DESCRIPTION (provided by applicant): The goal of this proposal is to predict and design specific protein interactions by using a combination of computational and experimental methods. To reduce the complexity of the problem, we target interactions mediated by the coiled coil. The coiled coil is a simple and important interaction motif estimated to occur in roughly 3-5% of all proteins, including many important for human disease. It has been studied extensively over the past 15 years. Consequently, existing knowledge provides a framework in which to attempt the challenging problems of interaction prediction and design. The specific aims of the proposal are: (1) To measure the pairings that occur among coiled coils found in human and yeast bZIP transcription factors. This will be accomplished using a large-scale protein microarray assay. The resulting data will be used to develop computational methods for predicting coiled-coil interactions from sequence. The bZIP interaction screen will also provide a wealth of data for the study of transcriptional regulatory networks that involve human oncogenes, including Fos and Jun. (2) To improve computational methods that have been developed for protein design so that these are more suitable for the problem of designing interaction specificity. 3) To use computationally-guided methods from Aim 2 to design peptides that bind specifically to targeted human bZIP coiled-coil domains, and to test these designs experimentally. This will provide a comparison of designed peptides with naturally occurring ones (Aim 1) that share similar interaction properties. It will also constitute a rigorous test of our basic understanding of coiled-coil recognition, and it will provide useful reagents for perturbing transcriptional regulatory networks. (4) To design a peptide that acts as an inhibitor of the oligomerization of BcrAbl, a human oncoprotein. The coiled coil-mediated dimerization of Bcr is implicated in more than 95% of chronic myelogenous leukemias. Together, these studies will improve our understanding of the molecular basis of protein interaction specificity and provide tools that can be used to rationally alter protein structure and function. The methods proposed can be applied to a wide range of different domain-domain interactions, so the insights that we achieve will have broad significance for the study of protein-protein associations generally.

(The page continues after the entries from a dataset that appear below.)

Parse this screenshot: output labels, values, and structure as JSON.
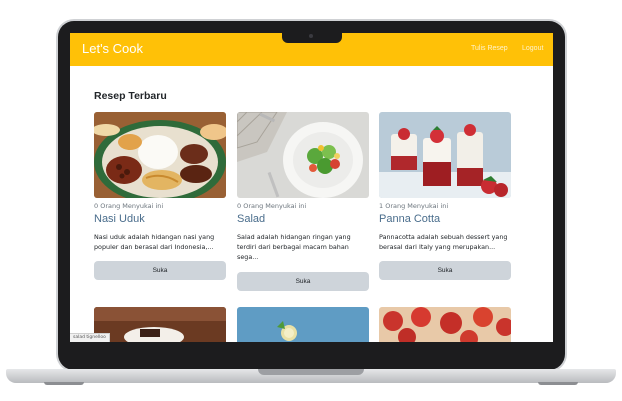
{
  "navbar": {
    "brand": "Let's Cook",
    "links": [
      "Tulis Resep",
      "Logout"
    ],
    "color": "#ffc107"
  },
  "section_title": "Resep Terbaru",
  "recipes": [
    {
      "likes": "0 Orang Menyukai ini",
      "title": "Nasi Uduk",
      "description": "Nasi uduk adalah hidangan nasi yang populer dan berasal dari Indonesia,...",
      "button": "Suka"
    },
    {
      "likes": "0 Orang Menyukai ini",
      "title": "Salad",
      "description": "Salad adalah hidangan ringan yang terdiri dari berbagai macam bahan sega...",
      "button": "Suka"
    },
    {
      "likes": "1 Orang Menyukai ini",
      "title": "Panna Cotta",
      "description": "Pannacotta adalah sebuah dessert yang berasal dari Italy yang merupakan...",
      "button": "Suka"
    }
  ],
  "status_bar": "salad tignelloo",
  "colors": {
    "accent": "#ffc107",
    "title_link": "#4a6d8c",
    "button": "#ced4da"
  }
}
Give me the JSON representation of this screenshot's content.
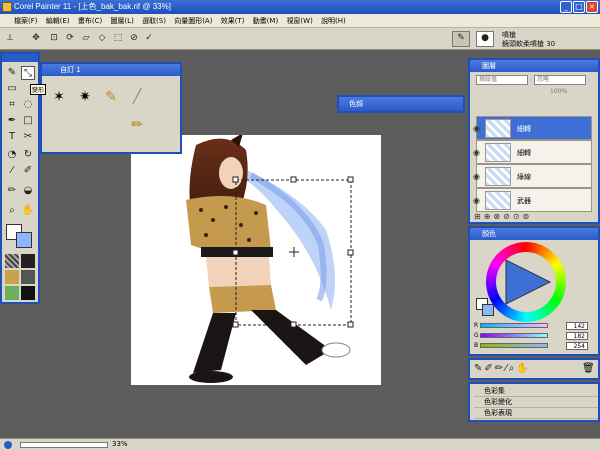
{
  "window": {
    "title": "Corel Painter 11 - [上色_bak_bak.rif @ 33%]"
  },
  "menu": [
    "檔案(F)",
    "編輯(E)",
    "畫布(C)",
    "圖層(L)",
    "選取(S)",
    "向量圖形(A)",
    "效果(T)",
    "動畫(M)",
    "視窗(W)",
    "說明(H)"
  ],
  "propbar": {
    "brush_name": "噴槍",
    "variant": "鏡頭軟柔噴槍 30"
  },
  "toolbox": {
    "tooltip": "變形"
  },
  "custom_palette": {
    "title": "自訂 1"
  },
  "colorset": {
    "title": "色頻"
  },
  "layers": {
    "title": "圖層",
    "blend_mode": "預設值",
    "composite": "忽略",
    "opacity": "100%",
    "items": [
      {
        "name": "細轉",
        "selected": true
      },
      {
        "name": "細轉",
        "selected": false
      },
      {
        "name": "綠線",
        "selected": false
      },
      {
        "name": "武器",
        "selected": false
      }
    ]
  },
  "colors": {
    "title": "顏色",
    "r_label": "R",
    "g_label": "G",
    "b_label": "B",
    "r": "142",
    "g": "182",
    "b": "254",
    "current_color": "#8eb6fe"
  },
  "misc_palettes": [
    "色彩集",
    "色彩變化",
    "色彩表現"
  ],
  "status": {
    "zoom": "33%"
  }
}
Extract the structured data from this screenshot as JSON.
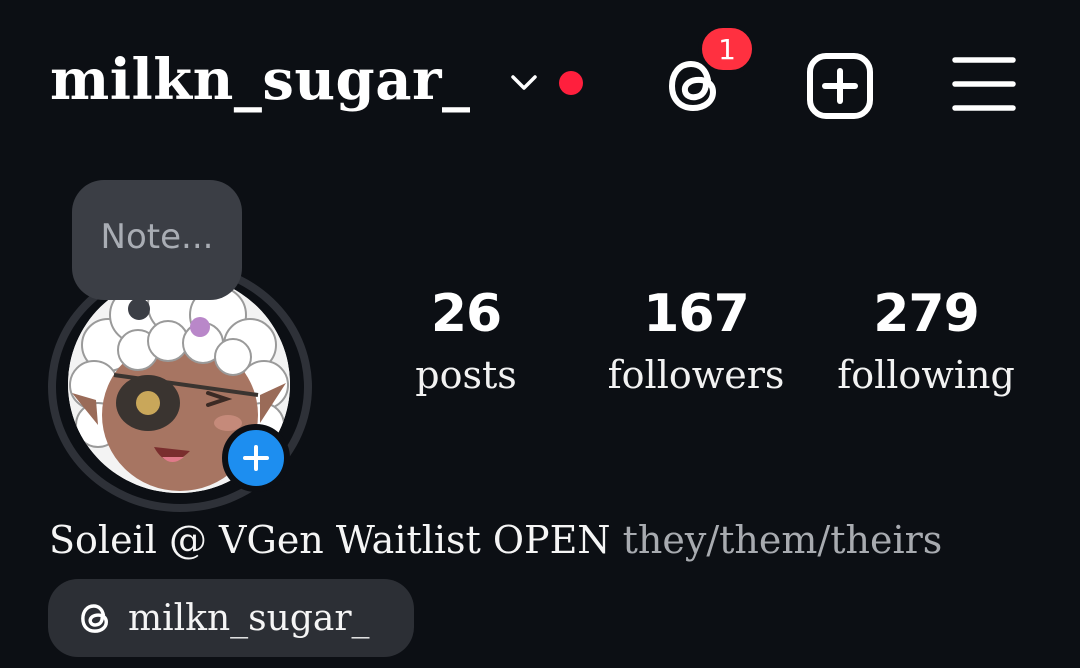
{
  "header": {
    "username": "milkn_sugar_",
    "icons": {
      "dropdown": "chevron-down-icon",
      "threads": "threads-icon",
      "new_post": "plus-square-icon",
      "menu": "hamburger-menu-icon"
    },
    "threads_badge_count": "1",
    "colors": {
      "unread_dot": "#ff1f3d",
      "badge": "#ff3040"
    }
  },
  "note": {
    "placeholder": "Note..."
  },
  "profile": {
    "add_story_icon": "plus-icon",
    "story_button_color": "#1d8ef0"
  },
  "stats": {
    "posts": {
      "value": "26",
      "label": "posts"
    },
    "followers": {
      "value": "167",
      "label": "followers"
    },
    "following": {
      "value": "279",
      "label": "following"
    }
  },
  "bio": {
    "name": "Soleil @ VGen Waitlist OPEN",
    "pronouns": "they/them/theirs"
  },
  "threads_link": {
    "icon": "threads-icon",
    "label": "milkn_sugar_"
  },
  "theme": {
    "background": "#0c0f14",
    "chip": "#2c2f35"
  }
}
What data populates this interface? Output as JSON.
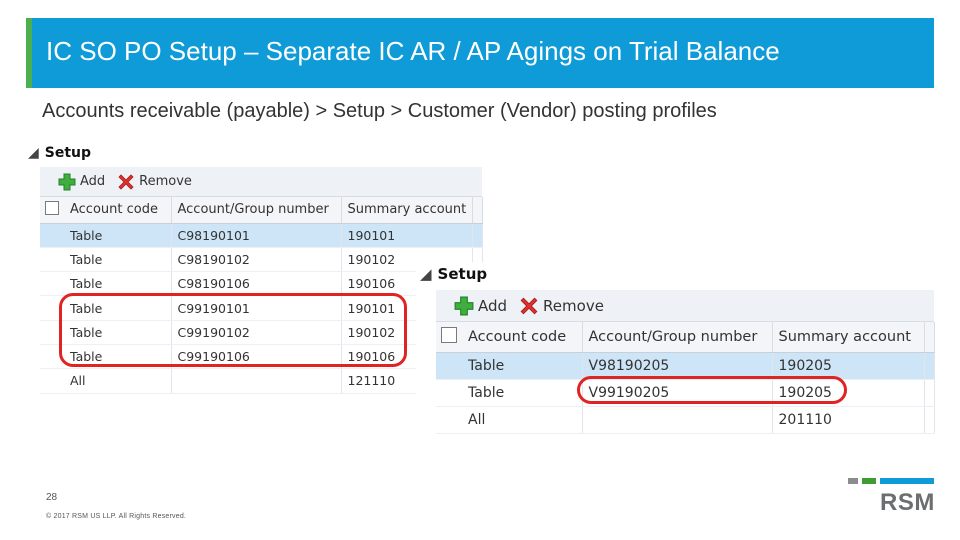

描述（由申请人提供）：本提案的目标是通过结合计算和实验方法来预测和设计特定的蛋白质相互作用。为了降低问题的复杂性，我们以盘绕线圈介导的相互作用为目标。盘绕的线圈是一个简单而重要的相互作用基序，估计大约在所有蛋白质的3-5%中出现，包括许多对人类疾病重要的蛋白质。在过去的15年里，人们对它进行了广泛的研究。因此，现有的知识提供了一个框架，在其中尝试交互预测和设计的挑战性问题。该提案的具体目的是：(1)测量在人类和酵母bZIP转录因子中发现的卷曲线圈之间发生的配对。这将通过大规模的蛋白质微阵列检测来完成。所得数据将用于开发计算方法，以预测线圈-线圈相互作用的序列。bZIP相互作用筛选也将为研究涉及人类致癌基因的转录调控网络提供丰富的数据，包括Fos和Jun。